Thomas Lanier "Tennessee" Williams was born on March 26, 1911, in Columbus, Mississippi. He was Mr. Cornelius and Mrs. Edwina Williams second of three children.
He got his first taste of literary fame in 1927 when he placed third in a national essay contest. In 1929, he was enrolled at the University of Missouri where he decided to become a playwright after seeing a production of Ghosts. He was unable to complete his degree because his father could no longer afford to pay his tuition.
Williams went back to school to finish his degree. In 1937, Mummers of St. Louis produced his first two plays.
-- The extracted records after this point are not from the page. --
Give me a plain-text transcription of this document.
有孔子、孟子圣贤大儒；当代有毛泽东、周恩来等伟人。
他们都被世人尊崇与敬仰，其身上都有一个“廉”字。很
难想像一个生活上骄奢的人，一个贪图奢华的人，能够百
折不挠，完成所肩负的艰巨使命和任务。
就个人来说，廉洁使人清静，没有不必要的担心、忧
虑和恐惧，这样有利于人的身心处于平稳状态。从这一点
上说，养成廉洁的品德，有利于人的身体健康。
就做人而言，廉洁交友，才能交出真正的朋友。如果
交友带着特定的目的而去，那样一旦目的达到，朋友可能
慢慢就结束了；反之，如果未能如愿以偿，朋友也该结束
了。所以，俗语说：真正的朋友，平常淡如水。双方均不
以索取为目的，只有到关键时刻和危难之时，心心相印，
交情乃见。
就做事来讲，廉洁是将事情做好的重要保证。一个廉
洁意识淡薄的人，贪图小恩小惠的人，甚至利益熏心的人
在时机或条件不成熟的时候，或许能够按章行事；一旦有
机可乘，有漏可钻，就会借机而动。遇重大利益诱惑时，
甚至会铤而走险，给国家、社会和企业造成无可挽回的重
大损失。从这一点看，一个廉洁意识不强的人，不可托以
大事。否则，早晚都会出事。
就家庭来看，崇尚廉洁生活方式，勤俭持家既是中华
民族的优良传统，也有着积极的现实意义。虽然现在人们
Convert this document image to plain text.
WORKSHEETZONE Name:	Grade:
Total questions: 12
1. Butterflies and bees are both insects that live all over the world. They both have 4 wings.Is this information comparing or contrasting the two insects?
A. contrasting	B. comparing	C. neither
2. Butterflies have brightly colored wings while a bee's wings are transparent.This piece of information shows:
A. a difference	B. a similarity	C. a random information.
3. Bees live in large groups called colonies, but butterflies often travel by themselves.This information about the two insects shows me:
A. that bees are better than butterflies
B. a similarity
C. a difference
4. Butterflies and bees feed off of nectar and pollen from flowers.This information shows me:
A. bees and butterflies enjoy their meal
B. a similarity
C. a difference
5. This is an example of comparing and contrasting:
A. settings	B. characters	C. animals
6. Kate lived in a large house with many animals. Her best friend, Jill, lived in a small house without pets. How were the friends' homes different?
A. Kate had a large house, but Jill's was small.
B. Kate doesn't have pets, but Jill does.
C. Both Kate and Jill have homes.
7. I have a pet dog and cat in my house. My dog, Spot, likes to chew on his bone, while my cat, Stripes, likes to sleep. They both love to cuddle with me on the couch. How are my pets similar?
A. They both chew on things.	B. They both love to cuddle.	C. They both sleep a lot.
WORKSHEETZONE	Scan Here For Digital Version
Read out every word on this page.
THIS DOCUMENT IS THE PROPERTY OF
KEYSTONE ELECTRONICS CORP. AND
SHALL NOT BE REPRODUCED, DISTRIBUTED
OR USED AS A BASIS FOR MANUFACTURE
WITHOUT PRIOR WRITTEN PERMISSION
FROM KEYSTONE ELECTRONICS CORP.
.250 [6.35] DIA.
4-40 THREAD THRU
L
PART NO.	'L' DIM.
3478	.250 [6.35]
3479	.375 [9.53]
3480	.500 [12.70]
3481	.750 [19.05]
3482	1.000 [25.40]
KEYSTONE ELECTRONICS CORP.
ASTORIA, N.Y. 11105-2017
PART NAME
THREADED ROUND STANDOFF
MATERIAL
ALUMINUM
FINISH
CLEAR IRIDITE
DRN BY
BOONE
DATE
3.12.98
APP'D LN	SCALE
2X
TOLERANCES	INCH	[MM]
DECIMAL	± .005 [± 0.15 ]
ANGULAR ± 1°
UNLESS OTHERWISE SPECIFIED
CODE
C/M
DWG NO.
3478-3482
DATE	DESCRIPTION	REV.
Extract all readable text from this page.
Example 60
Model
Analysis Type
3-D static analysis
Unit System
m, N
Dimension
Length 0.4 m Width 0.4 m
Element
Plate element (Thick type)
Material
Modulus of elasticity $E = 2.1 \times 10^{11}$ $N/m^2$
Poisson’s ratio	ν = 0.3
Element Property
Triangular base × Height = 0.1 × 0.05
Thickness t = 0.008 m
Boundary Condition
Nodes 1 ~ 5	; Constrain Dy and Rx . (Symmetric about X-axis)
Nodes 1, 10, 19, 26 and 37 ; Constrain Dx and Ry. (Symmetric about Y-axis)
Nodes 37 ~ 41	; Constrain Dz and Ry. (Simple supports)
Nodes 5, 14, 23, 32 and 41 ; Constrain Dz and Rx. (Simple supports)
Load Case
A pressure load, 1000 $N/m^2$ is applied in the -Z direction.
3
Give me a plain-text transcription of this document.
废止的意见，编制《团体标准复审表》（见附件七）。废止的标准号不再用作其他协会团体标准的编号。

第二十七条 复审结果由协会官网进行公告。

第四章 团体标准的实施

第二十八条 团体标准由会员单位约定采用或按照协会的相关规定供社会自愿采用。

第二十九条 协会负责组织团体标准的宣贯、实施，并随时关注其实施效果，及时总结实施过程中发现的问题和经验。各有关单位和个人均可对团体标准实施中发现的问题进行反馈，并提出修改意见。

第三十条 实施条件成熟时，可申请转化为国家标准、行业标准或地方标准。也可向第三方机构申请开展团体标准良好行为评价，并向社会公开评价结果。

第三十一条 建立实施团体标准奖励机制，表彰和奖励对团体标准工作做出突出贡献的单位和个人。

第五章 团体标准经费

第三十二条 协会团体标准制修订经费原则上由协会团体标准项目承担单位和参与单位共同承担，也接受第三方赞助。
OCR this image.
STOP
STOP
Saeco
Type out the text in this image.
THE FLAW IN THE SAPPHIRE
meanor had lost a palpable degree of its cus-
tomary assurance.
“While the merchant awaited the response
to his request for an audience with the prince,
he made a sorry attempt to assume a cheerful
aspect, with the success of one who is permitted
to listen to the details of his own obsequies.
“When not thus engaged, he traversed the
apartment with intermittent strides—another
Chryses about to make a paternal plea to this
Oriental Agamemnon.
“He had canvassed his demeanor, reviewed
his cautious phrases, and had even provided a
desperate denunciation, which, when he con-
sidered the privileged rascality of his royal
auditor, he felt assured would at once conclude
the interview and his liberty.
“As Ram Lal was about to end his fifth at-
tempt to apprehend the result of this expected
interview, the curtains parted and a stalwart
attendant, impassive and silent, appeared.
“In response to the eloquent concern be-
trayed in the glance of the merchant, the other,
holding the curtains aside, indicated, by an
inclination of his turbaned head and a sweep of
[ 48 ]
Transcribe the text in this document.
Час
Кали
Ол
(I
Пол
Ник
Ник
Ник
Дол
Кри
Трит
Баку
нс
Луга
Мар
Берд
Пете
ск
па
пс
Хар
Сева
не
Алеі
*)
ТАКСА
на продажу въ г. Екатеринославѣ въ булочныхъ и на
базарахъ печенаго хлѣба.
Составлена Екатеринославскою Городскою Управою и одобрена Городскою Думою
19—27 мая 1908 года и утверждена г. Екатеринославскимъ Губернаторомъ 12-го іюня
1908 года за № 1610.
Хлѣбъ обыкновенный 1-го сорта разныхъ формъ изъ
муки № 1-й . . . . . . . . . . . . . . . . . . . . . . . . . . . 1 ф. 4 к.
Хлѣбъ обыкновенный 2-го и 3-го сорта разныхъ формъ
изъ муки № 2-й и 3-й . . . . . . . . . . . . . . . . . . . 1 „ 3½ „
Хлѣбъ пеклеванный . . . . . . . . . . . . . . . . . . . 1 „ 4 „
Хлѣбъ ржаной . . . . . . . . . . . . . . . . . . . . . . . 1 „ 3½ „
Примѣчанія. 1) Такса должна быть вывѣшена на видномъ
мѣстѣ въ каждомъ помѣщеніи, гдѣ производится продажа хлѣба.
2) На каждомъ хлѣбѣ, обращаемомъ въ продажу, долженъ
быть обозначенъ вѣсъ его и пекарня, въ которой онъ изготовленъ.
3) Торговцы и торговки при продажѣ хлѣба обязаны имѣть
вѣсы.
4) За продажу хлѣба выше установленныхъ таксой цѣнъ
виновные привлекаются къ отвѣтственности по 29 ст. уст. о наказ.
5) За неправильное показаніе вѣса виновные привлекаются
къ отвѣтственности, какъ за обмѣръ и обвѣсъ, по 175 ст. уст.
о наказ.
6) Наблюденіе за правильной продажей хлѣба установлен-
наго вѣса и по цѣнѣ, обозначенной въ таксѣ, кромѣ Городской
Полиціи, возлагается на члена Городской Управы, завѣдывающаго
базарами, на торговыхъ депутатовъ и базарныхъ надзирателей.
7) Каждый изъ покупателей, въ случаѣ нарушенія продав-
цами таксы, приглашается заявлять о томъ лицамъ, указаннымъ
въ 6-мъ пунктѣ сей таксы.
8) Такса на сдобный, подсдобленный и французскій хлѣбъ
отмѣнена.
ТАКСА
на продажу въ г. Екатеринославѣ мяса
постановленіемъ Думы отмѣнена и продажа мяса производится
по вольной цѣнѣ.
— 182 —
In 1938, he graduated from the University of Iowa, and after failing to find work in Chicago, he moved to New Orleans and changed his name to "Tennessee."
Williams received a $1,000 Rockefeller Grant in 1939, and a year later, Battle of Angels was produced in Boston. The Glass Menagerie, considered to be his best play, hit Broadway in 1945. The play is about Tom, his disabled sister, Laura, and their controlling mother Amanda. Most believe that his plays were based on his family relationships. Elia Kazan, director of several Williams’ plays, said, "Everything in his life is in his plays, and everything in his plays is in his life." The Glass Menagerie won the New York Critics’ Circle Award for best play of the season.
Williams followed up his first major success with more Broadway hits including A Streetcar Named Desire, Summer and Smoke, A Rose Tattoo, and Camino Real. He received his first Pulitzer in 1948 for A Streetcar Named Desire. He received worldwide recognition when A Streetcar Named Desire and The Glass Menagerie were made into motion pictures in 1950 and 1951. Cat on a Hot Tin Roof (which earned him a second Pulitzer in 1955), Orpheus Descending, and Night of the Iguana were also made into motion pictures.
On February 24, 1983, Williams choked to death on a bottle cap at his New York City residence. During his life, he wrote twenty-five full length plays, produced dozens of short stories and screenplays, two novels, a novella, sixty short stories, over one hundred poems, and an autobiography. Among other awards, he won two Pulitzer Prizes and four New York Drama Critics Circle Awards.